What is Life?

Where did it come from?

Possible objection no 4
Possible objection no 4

Semiotic information is not conceptual

To further demonstrate the conceptual nature of semiotic information I would like to extend our previous thought experiment that demonstrated how semiosis works;

1.  Turn anticlockwise to undo
2.  Gire en sentido antihorario para deshacer

As previously noted these two lines of text contain the exact same instruction in two different languages, English and Spanish.

Imagine if we were to add to these two lines, an additional 100 extra lines of text, again each containing the exact same instruction but in 100 separate languages. We might have such languages as Mandarin, Arabic and Hebrew, each with a very different style of text and alphabet.

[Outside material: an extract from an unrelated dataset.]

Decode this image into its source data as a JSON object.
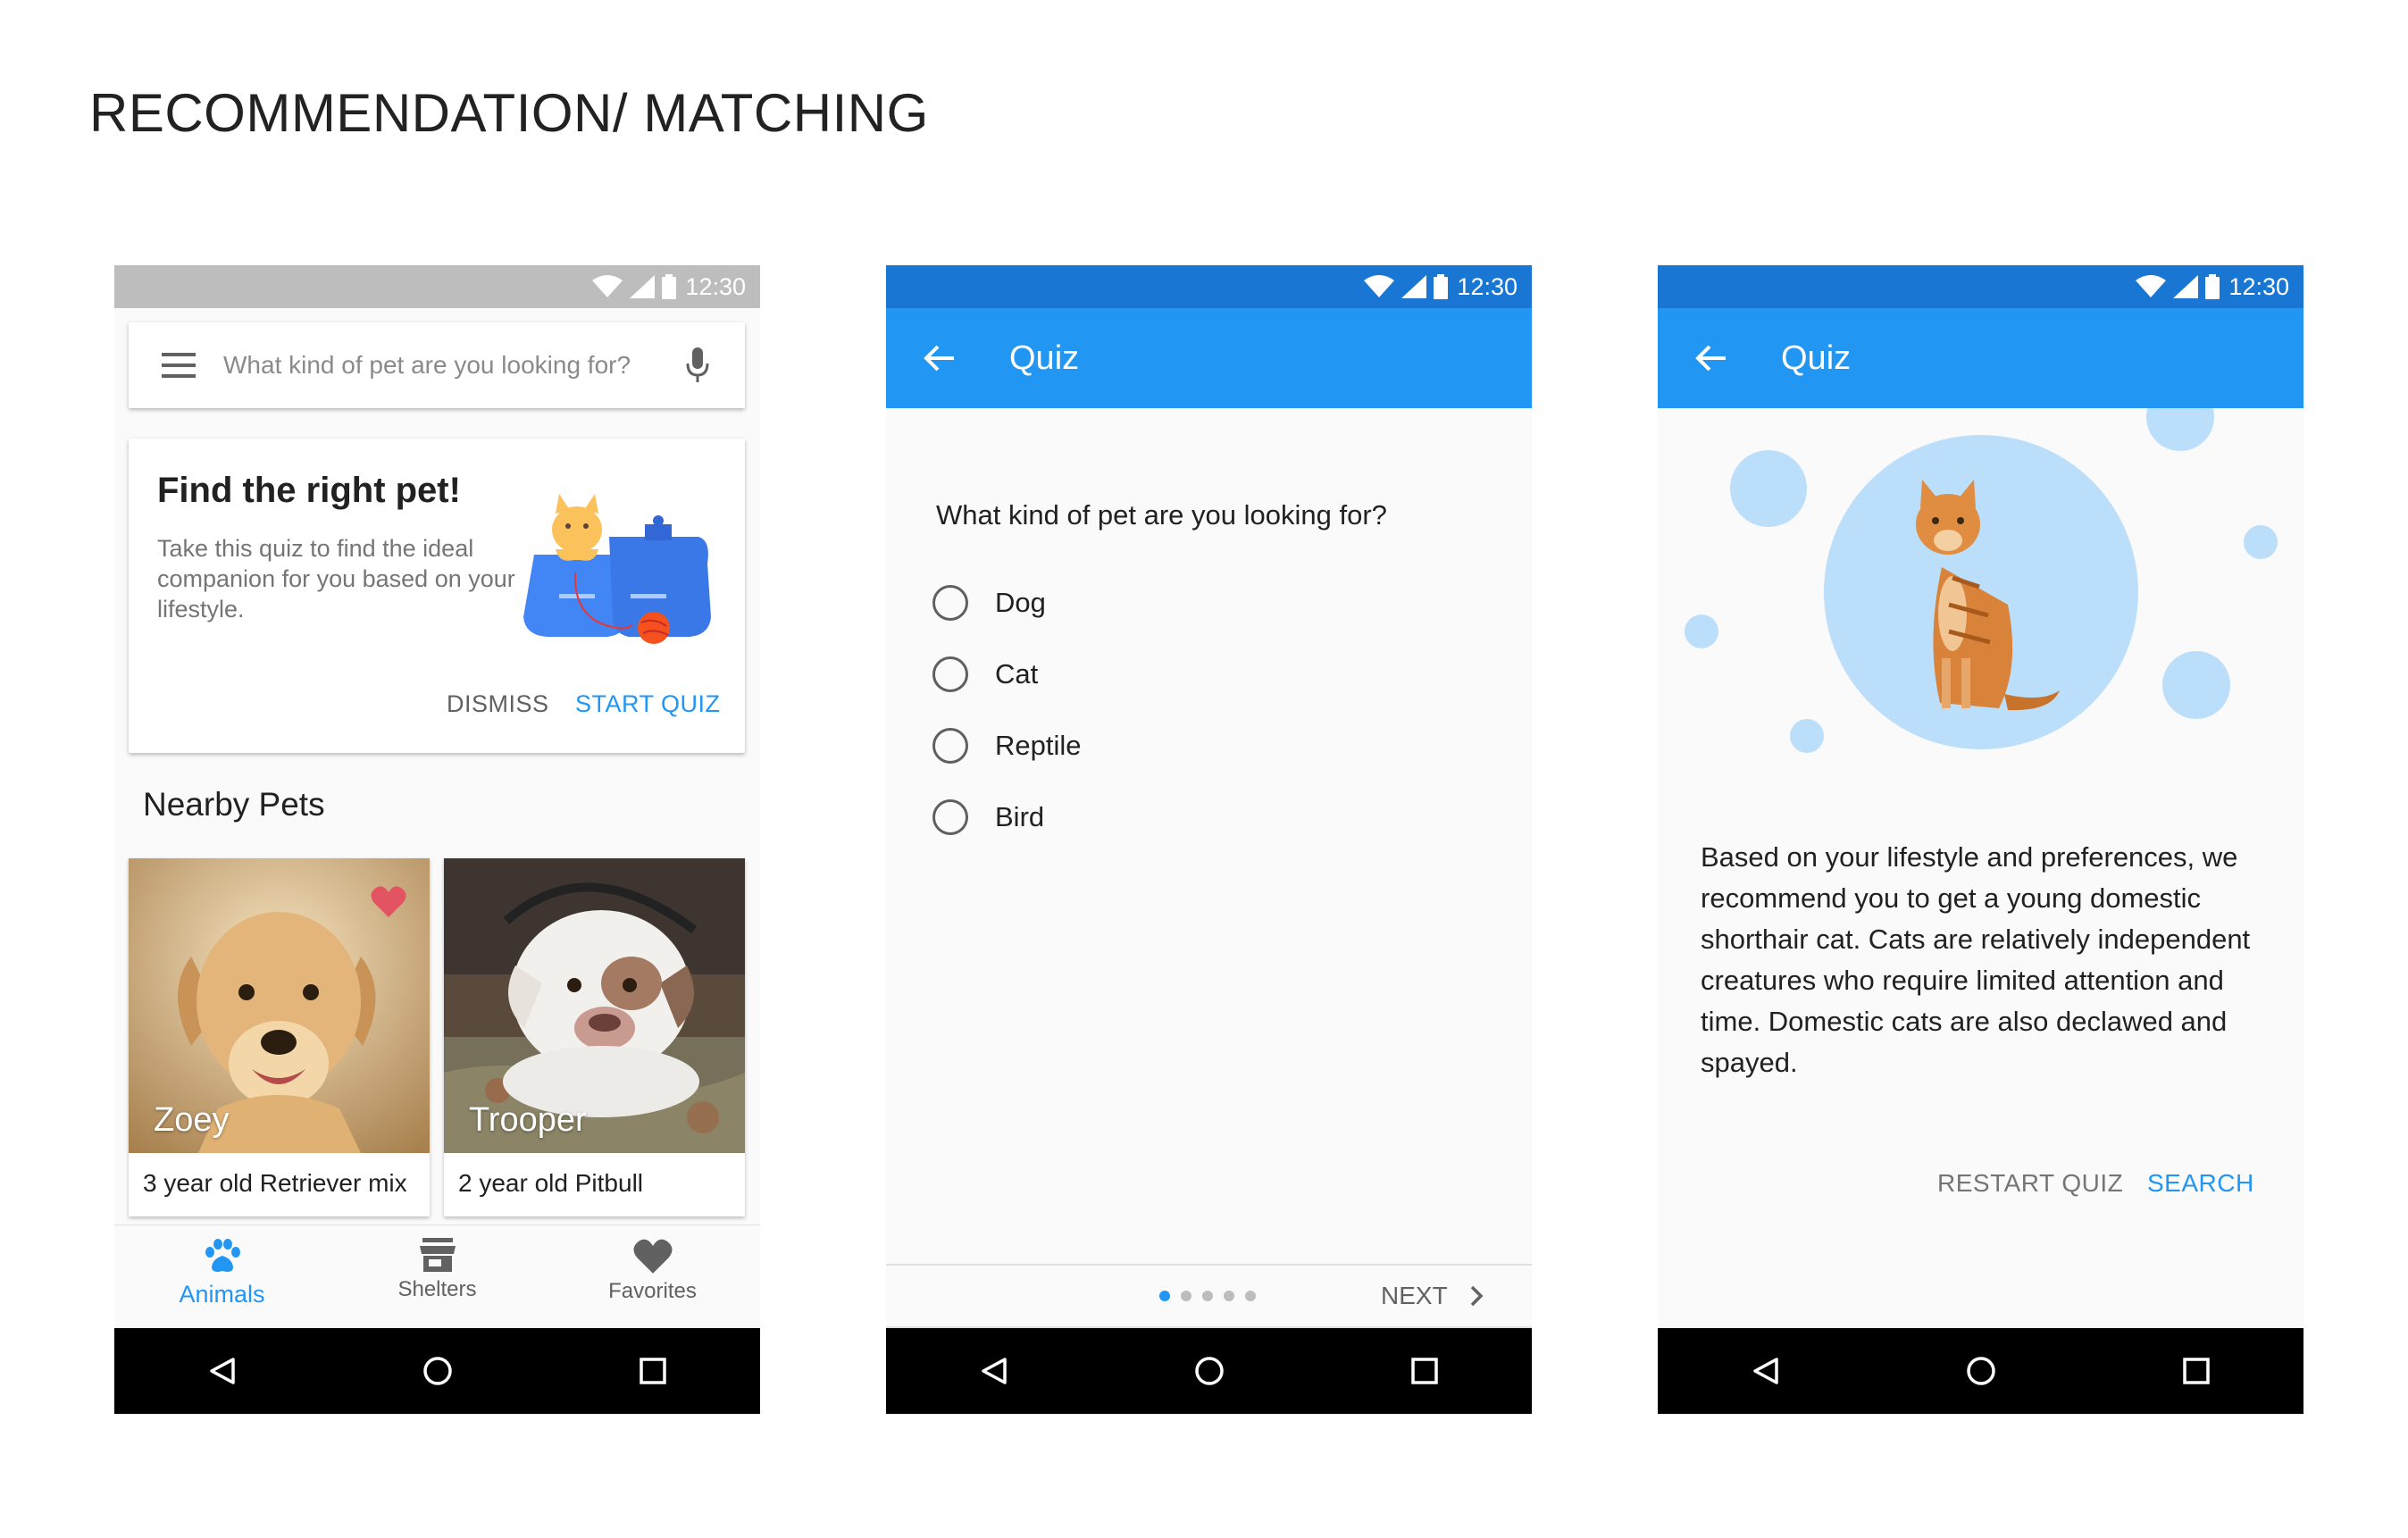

When native speakers of each of these languages read these instructions, they will use very different protocols and conventions to extract the meaning from these strings of text. They would even form different words in their minds as they read through this simple clear instruction.

In each of these cases, the route of transmission from the original authors desire to instruct the reader, through a semiotic process to a recipient, is very different.  The Shannon information in each line of text is also very different.

However all readers would all carry out the exact same actions as they followed the instruction.  Despite the differences in the physical form, the concept transmitted by each of those 100 lines of text is exactly the same.

The information transmitted here is not mere words, it is and idea, a solution, a concept. In fact a concept is the only thing semiosis is capable of transmitting.

Another useful question we could ask is;

How is information formed?

Another thought experiment;

If we were to teleport ourselves to a galaxy far far away where no intelligent life existed, would we find information?

The answer is no.  What we would find would be phenomena... Lots and lots of phenomena.

At the point where that phenomena is measured, quantified or analysed by an intelligent mind a concept if formed. At the point where those concepts are stored or transmitted via a semiotic process in such a way as to make the product of such analysis accessible to others, information is formed.

It is this intellectual deductive process that analyses phenomena, creates a concept and subsequently forms information.  So again, all information is merely the semiotic expression of a previously existing concept.

Without the intellectual deductive process information cannot exist, all you have is raw phenomena.